An electronically operated lift was installed in his KL office and a ramp built in his Penang office.

Kiwi writer Tim Donoghue’s biography on Karpal was put off after the DAP's disastrous loss during the 1999 election. Karpal hopes to have the book out this year.
But accepting and dealing with the devastating loss of his bodily functions took longer. It was not until February this year that Karpal regained a little movement in his arms.

“I was surprised when I tried to hold a pen to sign a piece of paper and I found that I could. Not only that, my signature was the same as before!” he says.

That is significant progress considering he is unable to raise his arms more than a few centimetres.

Unfortunately most courts remain inaccessible although the new buildings in Putrajaya are disabled-friendly. Parliament installed a ramp for Karpal when he returned on June 27 last year, just before his 65th birthday.

A place was made for him in the back row beside Batu Gajah MP Fong Po Kuan in the Opposition block as the aisle leading to his usual front row seat beside Opposition leader Lim Kit Siang is too narrow for his wheelchair.

But not everyone is so noble when a political opponent is down. On June 28 this year, Datuk Bung Mokhtar Radin (BN-Kinabatangan) drew flak when he told Karpal to “Shut up and sit down. You are lucky you are only in a wheelchair and did not die.
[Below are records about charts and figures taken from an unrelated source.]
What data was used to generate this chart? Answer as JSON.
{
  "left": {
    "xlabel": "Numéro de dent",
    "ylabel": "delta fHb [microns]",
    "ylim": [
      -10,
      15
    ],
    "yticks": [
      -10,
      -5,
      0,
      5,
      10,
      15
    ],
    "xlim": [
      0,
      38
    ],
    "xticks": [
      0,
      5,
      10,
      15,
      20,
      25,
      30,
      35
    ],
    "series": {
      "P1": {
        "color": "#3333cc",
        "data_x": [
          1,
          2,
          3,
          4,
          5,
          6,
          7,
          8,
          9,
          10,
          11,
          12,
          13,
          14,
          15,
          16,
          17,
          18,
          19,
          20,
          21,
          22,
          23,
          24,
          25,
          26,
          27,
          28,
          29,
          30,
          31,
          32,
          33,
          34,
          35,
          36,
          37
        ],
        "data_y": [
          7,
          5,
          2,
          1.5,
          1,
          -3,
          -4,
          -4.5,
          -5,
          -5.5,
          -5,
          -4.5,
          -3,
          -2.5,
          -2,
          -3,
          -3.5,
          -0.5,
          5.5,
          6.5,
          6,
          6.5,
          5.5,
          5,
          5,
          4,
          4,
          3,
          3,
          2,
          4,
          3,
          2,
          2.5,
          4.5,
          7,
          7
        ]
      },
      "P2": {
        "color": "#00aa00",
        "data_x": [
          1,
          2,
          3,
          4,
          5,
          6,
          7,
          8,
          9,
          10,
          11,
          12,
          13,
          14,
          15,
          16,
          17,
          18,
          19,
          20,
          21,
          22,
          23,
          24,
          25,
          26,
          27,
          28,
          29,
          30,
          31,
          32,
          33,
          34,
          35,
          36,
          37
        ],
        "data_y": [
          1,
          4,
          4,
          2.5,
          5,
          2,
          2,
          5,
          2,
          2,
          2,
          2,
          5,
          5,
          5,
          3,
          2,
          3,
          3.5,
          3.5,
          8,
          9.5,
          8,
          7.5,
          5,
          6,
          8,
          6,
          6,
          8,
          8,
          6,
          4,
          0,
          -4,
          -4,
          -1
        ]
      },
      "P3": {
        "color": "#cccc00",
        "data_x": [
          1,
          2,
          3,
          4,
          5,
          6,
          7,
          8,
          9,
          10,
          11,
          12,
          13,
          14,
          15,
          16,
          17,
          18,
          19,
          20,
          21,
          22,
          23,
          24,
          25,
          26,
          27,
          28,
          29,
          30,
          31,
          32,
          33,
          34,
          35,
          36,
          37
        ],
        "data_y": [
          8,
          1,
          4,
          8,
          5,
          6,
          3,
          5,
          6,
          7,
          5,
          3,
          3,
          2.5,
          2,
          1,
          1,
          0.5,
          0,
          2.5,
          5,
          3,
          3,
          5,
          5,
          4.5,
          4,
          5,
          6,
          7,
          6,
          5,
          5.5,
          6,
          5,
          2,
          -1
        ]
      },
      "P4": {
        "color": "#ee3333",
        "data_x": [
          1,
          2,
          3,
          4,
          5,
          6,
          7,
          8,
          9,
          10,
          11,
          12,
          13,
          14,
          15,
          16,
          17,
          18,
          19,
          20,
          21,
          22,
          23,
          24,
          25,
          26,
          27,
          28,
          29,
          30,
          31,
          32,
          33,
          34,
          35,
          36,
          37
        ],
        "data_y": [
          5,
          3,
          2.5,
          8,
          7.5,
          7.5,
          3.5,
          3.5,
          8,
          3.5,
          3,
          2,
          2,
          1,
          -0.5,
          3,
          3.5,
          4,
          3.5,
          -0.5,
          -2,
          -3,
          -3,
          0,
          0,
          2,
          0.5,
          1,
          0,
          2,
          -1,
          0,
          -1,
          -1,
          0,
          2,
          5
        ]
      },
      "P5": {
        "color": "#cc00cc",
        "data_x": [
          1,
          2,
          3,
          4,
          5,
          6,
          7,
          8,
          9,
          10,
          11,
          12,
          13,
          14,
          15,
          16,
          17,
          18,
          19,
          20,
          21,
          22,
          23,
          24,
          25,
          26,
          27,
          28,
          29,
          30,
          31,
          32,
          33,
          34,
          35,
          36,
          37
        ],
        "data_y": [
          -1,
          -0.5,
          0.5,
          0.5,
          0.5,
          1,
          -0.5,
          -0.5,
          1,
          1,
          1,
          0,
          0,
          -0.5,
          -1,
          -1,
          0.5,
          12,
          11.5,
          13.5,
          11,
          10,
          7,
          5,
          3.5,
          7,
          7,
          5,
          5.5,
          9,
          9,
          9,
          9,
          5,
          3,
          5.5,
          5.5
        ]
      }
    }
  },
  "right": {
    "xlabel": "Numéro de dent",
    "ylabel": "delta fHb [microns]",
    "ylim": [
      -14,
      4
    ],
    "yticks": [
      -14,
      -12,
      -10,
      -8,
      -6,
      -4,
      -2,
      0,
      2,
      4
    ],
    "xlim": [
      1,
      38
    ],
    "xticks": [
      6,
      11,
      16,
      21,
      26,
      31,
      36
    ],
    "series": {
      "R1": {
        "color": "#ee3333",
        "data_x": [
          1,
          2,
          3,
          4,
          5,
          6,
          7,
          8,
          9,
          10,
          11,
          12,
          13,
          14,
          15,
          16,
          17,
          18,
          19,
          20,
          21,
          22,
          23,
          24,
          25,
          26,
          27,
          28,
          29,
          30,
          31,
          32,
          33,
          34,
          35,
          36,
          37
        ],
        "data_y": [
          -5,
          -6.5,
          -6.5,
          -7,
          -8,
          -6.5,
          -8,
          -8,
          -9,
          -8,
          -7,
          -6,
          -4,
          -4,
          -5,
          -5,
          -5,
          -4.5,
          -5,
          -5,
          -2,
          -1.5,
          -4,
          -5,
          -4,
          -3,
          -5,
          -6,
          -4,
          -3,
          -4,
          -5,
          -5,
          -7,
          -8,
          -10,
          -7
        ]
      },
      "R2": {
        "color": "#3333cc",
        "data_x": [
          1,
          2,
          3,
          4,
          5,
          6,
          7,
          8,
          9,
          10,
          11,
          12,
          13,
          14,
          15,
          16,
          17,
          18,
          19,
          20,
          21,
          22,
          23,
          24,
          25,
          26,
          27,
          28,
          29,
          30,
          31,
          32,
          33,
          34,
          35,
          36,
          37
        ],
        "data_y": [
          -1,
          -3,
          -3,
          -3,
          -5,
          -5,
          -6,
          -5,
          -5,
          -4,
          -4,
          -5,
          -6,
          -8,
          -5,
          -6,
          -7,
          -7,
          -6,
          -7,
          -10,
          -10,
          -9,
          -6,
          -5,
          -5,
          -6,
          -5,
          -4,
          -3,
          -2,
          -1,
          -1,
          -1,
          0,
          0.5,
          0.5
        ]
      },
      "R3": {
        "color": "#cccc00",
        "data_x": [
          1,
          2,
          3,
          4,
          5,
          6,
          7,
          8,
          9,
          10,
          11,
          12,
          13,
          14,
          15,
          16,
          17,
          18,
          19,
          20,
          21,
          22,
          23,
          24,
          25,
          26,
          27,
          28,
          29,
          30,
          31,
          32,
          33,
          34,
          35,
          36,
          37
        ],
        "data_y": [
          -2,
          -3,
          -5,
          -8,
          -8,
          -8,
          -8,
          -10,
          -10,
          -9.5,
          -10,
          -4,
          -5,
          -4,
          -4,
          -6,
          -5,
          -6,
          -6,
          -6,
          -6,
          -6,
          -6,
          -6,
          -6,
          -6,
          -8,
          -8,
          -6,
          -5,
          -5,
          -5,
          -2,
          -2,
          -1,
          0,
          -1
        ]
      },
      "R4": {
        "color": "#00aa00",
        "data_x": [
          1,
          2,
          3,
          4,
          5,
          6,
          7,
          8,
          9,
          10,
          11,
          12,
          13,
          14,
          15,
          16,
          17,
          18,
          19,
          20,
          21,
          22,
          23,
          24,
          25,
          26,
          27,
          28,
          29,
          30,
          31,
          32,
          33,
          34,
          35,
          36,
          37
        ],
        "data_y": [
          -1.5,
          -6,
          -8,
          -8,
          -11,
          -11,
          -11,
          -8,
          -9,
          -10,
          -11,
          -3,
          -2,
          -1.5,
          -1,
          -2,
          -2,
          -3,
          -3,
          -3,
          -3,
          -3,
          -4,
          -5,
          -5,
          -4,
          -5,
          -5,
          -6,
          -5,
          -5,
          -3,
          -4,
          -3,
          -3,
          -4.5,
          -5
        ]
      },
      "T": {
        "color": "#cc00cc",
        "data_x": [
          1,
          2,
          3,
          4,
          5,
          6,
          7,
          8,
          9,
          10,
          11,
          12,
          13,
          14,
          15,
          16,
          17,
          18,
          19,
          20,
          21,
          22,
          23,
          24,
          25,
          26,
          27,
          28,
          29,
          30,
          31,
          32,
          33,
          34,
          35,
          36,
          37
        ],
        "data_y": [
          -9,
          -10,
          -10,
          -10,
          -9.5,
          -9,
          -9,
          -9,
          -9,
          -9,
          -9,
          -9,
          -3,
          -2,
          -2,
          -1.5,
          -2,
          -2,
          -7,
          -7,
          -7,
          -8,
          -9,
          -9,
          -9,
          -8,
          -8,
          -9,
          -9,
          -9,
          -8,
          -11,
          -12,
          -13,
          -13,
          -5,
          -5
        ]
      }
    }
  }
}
Even in a wheelchair you want to create trouble in here.”

Karpal retorted by requesting for “this animal” to be taken out.

Deputy Minister in the Prime Minister’s Department Datuk M. Kayveas also couldn’t resist taking a jibe at Karpal on the same day by saying “You are now in a wheelchair. Later, no one will know what your condition will be.”

“There are always people who are insensitive, we just have to take it,” says Karpal. “There is nothing you can do about it. We cannot be discouraged, as that’s exactly what our enemies would want.

“Yes, I am more humbled now. Once you are in this situation, you realise how little the disabled have in this country. Governments in many countries make lots of allowances to include them in society.

“We haven’t reached that stage. I will do what I can to make sure the disabled are given all opportunities in line with other countries.”

Does it mean we will see the Tiger back for the next elections in 2007 or 2008?

“Yes! I hope to, even if I am still in my wheelchair,” Karpal readily replies. “After all, American president Franklin D. Roosevelt directed World War II from his wheelchair. But it depends on the party’s decision. I would like to contest; I’m not that old!

“I tell myself I must walk again. It is possible with physiotherapy but it will be a very slow process. I have to walk. God willing, I will.”